Factors such as the amount deposited, solubility, and surface area of the particle will influence the behavior of particles once they are deposited in the lung. The smaller and more soluble the particle, the more rapidly it will be absorbed into the bloodstream and excreted. The residence time of nickel-containing particles in the lung is believed to be an important component of toxicity.

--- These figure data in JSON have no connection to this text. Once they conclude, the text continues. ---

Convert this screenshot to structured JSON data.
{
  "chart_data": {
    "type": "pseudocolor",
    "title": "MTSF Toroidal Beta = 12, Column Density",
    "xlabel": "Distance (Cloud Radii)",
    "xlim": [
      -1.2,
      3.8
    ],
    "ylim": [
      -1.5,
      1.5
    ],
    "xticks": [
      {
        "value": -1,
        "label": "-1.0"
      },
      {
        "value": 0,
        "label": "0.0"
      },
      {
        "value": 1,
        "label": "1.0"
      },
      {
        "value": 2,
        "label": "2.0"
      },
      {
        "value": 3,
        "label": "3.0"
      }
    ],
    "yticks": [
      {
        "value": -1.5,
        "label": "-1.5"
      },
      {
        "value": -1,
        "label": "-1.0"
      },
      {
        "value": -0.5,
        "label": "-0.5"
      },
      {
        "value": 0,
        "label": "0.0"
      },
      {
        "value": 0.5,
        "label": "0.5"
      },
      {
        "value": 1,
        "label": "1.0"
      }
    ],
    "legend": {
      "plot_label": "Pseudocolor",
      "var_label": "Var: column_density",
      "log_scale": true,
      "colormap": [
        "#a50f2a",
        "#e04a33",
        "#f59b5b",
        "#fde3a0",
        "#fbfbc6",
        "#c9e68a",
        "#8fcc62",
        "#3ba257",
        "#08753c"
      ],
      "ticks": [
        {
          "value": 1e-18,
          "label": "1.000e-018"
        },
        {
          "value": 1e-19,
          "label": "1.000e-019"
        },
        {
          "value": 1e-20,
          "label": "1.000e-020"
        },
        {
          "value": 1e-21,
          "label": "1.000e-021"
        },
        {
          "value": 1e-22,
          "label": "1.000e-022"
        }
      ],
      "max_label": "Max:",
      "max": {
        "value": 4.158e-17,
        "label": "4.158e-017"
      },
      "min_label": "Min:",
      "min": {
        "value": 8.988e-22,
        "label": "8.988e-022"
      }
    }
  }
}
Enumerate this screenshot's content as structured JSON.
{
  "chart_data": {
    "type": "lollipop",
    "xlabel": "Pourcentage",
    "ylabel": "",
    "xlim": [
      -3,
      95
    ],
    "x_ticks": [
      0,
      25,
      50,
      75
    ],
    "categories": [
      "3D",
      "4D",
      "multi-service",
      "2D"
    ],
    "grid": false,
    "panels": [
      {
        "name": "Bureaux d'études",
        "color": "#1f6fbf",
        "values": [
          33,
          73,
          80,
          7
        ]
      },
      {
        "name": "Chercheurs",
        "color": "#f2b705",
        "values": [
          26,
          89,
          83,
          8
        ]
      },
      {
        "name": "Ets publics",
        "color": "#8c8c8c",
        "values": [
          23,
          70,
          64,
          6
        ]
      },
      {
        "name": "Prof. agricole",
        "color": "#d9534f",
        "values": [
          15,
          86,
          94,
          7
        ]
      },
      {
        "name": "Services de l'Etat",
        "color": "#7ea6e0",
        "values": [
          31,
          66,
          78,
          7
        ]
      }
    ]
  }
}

With respect to skin absorption, divalent nickel has been shown to penetrate the skin fastest at sweat ducts and hair follicles; however, the surface area of these ducts and follicles is small. Hence, penetration through the skin is primarily determined by the rate at which nickel is able to diffuse through the horny layer of the epidermis. Although the actual amount of nickel permeating the skin from nickel-containing materials is unknown, in studies using excised human skin, the percent permeation was small, ranging from 0.23 (non-occluded skin) to 3.5 percent (occluded skin) of an administered dose of nickel chloride. Marked differences in the rate of nickel permeation have been reported for nickel solutions, with nickel sulfate solutions permeating the skin at a rate 50 times slower than nickel chloride solutions.
Analyses of human tissues from autopsy studies have shown highest concentrations of nickel in the lungs, thyroid gland, and adrenal gland, followed by lesser concentrations in kidney, liver, heart, spleen, and other tissues. Excretion of absorbed nickel is mainly through urine, whereas unabsorbed nickel is excreted mainly in feces. Nickel also may be excreted in sweat, hair, and human breast milk.